Les Français qui émergent
Cette opportunité a évidemment été saisie par les start-up qui développent soit des grands modèles de langages (LLM), soit des logiciels. La jeune pousse française H, qui fait partie de la première famille, a récemment bouclé un tour de table en amorçage de 220 millions de dollars. Même si trois cofondateurs (sur cinq) ont quitté la société depuis, elle prévoit de sortir des premiers modèles d'ici la fin de l'année.Dans la deuxième famille, plusieurs Français ont commencé à développer des plateformes d'assistants « améliorés » ou d'agents basés sur des modèles ouverts ou fermés. Parmi eux, Twin Labs (cofondée par Hugo Mercier, ancien patron de Dreem), Lampi AI ou encore Dust (créé par un ex-OpenAI et un ex-Alan). En un an, cette dernière a levé plus 20 millions de dollars (notamment auprès de Sequoia Capital) et a atteint 1 million de revenus annuels récurrents, indicateur phare dans le monde du logiciel.Les Américains ne sont évidemment pas en reste, mais pas forcément plus en avance. « C'est un marché qui n'est pas plus structuré qu'en Europe », expliquait Gabriel Hubert aux « Echos » lors de sa dernière levée de fonds en juin. Plusieurs noms ont émergé comme Adept, qui a atteint le statut de licorne et conclu un accord de licence avec Amazon, ou bien Imbue, qui a levé 200 millions de dollars en octobre 2023 pour accélérer son « développement de systèmes d'IA capables de raisonner et de coder », est-il précisé dans un communiqué. « A terme, nous espérons mettre sur le marché des systèmes permettant à chacun de créer des agents IA robustes et personnalisés afin de mettre la puissance productive de l'IA à la portée de tous. » D'après PitchBook, les projets open source tels que AutoGPT et AgentGPT gagnent aussi du terrain au sein de la communauté des développeurs. « Demain, on peut même imaginer qu'avec des agents IA, une start-up pourra créer une boîte qui vaudra 1 milliard », avance Philippe Battel, vice-président IA Europe, Moyen-Orient et Afrique chez Oracle.Généralistes ou spécialisés
Si de nombreux projets open source et de start-up se positionnent sur des agents généralistes, d'autres se spécialisent sur des secteurs. « Certaines entreprises vantent déjà leur capacité à prendre en charge complètement certaines tâches comme l'automatisation des systèmes d'assistance à la clientèle, ce qui permet de remplacer un grand nombre d'employés dans les centres d'appels », notent les auteurs de l'étude PitchBook.La start-up française Aive, spécialisée dans la postproduction de vidéo, travaille aussi sur une « IA agentique ». « Pour l'instant, on génère différents formats à partir d'une vidéo en quelques minutes.
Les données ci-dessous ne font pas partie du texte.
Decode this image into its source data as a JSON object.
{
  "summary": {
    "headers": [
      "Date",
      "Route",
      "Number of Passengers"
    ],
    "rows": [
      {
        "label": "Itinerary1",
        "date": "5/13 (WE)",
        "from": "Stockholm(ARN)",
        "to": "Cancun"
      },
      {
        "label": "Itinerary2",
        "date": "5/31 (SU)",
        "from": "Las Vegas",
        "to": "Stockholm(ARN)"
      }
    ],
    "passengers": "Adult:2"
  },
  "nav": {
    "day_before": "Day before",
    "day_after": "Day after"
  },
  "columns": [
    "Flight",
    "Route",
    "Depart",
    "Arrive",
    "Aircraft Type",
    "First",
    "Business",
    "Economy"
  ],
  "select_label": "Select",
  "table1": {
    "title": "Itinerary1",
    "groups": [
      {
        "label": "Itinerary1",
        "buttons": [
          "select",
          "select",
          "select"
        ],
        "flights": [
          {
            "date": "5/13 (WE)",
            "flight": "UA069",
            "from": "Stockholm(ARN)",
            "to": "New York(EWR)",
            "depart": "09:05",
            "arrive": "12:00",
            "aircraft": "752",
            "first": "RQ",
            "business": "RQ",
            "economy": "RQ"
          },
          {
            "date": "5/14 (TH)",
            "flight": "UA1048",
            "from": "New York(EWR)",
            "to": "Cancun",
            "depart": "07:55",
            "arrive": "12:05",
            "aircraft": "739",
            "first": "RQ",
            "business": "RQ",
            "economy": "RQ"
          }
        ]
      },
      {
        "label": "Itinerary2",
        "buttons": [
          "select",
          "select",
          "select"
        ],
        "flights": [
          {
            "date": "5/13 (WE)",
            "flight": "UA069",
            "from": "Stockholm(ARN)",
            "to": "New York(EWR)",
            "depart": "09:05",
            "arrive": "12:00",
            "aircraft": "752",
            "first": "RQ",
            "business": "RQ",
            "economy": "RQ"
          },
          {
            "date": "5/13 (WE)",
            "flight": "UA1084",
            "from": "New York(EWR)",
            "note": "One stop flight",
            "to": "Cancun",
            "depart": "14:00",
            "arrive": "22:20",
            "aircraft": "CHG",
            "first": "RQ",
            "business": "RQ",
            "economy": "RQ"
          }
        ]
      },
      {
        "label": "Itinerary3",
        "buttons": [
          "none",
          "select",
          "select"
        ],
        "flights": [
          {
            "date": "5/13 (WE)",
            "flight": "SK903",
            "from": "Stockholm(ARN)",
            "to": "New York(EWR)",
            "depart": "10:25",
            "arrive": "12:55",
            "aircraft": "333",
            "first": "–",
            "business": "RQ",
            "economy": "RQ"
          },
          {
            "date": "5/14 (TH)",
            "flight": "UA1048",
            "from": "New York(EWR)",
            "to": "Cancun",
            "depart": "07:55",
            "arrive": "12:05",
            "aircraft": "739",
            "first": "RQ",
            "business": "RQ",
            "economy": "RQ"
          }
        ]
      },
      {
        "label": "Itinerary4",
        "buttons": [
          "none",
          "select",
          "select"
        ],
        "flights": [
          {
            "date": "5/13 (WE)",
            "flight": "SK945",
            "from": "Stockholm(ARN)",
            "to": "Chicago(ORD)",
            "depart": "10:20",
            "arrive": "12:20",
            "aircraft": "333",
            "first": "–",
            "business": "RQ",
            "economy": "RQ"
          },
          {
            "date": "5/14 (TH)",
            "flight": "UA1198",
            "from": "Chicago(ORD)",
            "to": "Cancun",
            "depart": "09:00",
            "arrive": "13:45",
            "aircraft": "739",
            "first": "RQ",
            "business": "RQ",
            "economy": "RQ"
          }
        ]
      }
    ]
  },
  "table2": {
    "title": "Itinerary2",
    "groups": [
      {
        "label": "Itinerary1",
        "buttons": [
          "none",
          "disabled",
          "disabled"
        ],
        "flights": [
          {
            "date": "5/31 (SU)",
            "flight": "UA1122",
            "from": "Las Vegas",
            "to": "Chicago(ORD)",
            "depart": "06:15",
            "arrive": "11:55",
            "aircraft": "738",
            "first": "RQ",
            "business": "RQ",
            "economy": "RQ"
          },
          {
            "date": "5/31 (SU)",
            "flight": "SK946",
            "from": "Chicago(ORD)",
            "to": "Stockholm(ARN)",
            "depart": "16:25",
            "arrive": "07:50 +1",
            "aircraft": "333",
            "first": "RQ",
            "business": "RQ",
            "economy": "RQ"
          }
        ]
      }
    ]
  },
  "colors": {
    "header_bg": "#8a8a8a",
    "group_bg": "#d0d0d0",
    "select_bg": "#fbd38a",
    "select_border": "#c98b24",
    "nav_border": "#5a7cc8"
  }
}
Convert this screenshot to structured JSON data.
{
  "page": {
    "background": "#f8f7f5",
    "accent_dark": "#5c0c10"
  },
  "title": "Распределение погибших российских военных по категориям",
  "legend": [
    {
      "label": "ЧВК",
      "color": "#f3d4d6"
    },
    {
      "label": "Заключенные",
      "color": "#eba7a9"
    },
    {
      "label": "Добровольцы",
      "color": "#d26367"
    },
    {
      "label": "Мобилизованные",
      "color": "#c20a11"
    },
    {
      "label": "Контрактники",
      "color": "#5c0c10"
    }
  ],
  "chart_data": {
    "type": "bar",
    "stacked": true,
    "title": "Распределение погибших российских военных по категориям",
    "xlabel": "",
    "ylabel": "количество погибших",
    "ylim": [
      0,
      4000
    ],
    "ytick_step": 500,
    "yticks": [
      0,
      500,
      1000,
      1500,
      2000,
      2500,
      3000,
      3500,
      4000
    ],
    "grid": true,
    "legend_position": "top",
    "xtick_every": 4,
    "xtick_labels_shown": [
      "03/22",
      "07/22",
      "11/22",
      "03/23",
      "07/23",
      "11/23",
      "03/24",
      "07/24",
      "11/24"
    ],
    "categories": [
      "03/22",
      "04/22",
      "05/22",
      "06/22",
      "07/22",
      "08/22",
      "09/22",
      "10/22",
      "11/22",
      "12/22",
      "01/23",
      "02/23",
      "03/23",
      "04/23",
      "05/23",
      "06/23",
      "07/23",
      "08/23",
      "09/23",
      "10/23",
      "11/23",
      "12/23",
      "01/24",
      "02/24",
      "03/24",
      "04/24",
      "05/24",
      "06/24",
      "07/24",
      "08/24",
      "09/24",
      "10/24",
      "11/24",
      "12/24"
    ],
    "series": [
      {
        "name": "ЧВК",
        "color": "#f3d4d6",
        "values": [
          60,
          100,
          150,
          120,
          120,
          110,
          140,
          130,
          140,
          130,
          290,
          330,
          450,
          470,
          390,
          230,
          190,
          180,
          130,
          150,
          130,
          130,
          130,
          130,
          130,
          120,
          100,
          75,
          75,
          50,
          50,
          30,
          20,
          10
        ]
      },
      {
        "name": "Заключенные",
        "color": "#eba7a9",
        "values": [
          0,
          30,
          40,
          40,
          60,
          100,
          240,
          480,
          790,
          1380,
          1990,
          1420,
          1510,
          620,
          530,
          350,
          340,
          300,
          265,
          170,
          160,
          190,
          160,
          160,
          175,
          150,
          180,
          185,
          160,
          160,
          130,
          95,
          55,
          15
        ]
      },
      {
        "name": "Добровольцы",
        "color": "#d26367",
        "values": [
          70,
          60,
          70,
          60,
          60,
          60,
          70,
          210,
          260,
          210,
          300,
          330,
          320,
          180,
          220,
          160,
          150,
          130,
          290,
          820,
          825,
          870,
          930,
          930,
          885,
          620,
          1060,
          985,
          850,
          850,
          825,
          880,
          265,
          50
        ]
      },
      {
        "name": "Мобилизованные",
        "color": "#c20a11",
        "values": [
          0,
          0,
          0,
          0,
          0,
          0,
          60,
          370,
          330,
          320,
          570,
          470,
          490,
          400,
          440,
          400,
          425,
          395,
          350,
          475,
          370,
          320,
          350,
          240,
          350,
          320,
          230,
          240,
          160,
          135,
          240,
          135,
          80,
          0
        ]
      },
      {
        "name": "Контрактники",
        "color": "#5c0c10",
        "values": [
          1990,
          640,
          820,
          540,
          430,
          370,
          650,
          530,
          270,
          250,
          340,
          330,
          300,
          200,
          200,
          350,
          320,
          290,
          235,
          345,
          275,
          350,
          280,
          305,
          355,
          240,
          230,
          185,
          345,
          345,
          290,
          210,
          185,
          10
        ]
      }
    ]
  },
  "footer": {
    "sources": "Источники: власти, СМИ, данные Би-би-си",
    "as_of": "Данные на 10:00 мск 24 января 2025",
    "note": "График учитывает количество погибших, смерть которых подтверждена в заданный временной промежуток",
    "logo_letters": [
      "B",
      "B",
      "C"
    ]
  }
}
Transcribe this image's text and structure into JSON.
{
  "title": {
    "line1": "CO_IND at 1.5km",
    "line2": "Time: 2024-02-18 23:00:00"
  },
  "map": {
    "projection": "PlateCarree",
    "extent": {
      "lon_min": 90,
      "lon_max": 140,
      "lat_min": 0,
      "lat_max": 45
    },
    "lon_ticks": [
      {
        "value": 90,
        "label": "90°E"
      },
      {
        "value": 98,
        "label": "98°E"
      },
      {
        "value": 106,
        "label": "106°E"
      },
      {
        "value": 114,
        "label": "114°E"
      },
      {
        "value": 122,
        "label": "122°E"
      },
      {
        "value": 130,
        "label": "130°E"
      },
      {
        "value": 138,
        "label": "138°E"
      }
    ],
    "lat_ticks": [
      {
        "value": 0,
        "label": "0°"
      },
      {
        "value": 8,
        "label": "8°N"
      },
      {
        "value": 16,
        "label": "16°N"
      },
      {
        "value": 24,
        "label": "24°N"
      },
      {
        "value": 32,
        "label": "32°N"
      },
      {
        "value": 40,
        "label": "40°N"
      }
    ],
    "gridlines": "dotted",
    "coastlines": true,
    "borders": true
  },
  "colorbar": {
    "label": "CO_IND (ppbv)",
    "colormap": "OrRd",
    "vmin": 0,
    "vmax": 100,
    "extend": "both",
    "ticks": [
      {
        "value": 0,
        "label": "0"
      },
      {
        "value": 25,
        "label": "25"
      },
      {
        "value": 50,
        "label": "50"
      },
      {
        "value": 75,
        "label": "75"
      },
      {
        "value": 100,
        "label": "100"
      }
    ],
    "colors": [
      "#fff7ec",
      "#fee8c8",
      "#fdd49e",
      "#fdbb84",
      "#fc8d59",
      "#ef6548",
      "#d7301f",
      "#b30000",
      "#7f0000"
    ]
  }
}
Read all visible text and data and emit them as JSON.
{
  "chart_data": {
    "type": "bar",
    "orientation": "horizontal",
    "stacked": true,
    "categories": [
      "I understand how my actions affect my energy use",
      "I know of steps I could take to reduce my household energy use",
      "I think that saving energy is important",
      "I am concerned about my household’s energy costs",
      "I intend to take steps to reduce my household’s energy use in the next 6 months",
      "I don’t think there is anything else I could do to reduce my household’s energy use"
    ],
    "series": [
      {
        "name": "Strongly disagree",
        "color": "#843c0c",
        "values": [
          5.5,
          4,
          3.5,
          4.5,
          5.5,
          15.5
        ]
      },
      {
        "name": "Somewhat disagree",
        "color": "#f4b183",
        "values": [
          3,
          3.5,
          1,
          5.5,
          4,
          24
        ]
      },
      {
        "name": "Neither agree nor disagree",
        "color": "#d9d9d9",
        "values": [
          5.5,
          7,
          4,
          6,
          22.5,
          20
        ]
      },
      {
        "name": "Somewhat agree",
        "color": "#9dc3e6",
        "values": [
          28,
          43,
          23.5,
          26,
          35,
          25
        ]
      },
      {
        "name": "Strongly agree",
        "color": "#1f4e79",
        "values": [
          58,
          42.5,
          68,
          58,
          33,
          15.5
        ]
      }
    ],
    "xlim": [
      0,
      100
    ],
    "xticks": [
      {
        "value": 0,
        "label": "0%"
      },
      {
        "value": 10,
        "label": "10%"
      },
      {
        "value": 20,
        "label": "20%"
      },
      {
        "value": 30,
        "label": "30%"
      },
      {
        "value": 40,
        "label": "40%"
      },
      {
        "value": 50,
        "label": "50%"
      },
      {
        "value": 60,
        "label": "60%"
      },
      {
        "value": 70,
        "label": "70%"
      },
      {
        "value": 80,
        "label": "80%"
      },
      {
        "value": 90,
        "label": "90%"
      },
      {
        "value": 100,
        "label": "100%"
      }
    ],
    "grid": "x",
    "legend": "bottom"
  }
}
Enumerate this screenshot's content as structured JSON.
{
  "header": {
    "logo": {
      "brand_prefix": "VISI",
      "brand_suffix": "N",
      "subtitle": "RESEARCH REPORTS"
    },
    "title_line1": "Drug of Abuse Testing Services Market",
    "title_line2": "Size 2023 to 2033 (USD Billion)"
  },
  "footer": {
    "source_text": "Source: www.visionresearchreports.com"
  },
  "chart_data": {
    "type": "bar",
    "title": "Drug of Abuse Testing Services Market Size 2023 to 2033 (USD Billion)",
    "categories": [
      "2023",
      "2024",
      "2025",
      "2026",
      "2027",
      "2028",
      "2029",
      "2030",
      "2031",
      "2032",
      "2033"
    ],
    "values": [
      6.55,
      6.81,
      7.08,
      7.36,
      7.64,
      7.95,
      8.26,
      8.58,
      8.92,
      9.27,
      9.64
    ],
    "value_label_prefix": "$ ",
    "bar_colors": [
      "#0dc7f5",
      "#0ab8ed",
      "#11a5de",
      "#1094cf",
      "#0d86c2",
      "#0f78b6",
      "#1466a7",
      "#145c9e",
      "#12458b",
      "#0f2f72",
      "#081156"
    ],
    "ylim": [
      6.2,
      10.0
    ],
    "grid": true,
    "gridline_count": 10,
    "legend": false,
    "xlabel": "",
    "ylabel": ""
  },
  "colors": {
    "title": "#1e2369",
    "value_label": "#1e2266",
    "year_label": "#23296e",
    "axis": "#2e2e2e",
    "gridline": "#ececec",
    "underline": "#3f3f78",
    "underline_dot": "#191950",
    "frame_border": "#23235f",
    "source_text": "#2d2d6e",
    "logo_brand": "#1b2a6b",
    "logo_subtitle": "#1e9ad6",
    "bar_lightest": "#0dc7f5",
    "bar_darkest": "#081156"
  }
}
Demain, notre agent Aive déterminera quel format sera le mieux pour quel canal et distribuera la vidéo où il faut », explique Olivier Reynaud, cofondateur d'Aive, qui prévoit ce niveau d'autonomie en 2025.Si les start-up avancent vite, les géants de la tech ont aussi pris le train des agents IA. Marc Benioff a récemment déclaré que Salesforce allait opérer un « pivot dur » vers les agents personnalisés en commençant par l'automatisation d'une partie de la relation client avec sa plateforme Agentforce.AWS travaille avec Anthropic, grand rival d'OpenAI, tandis que Microsoft a « débauché » Mustafa Suleyman (un des créateurs de DeepMind) pour diriger sa division IA grand public. Ce dernier avait cofondé Inflection AI, une des start-up les plus en vue dans le domaine des assistants IA.Le développement de ces agents ne se fera pas sans obstacle. Pour exécuter correctement une série de tâches, il faut que les entreprises aient des sets de données à jour et bien structurés. La question du coût est aussi centrale. Permettront-ils vraiment de faire des économies ? « Le déploiement d'agents LLM à grande échelle nécessite des ressources de calcul substantielles et l'utilisation de crédits cloud coûteux », pointent les auteurs de l'étude PitchBook, qui mentionnent également les questions de conformité. Les réglementations autour de l'intelligence artificielle, qui commencent à fleurir partout dans le monde, toucheront probablement ces supers assistants.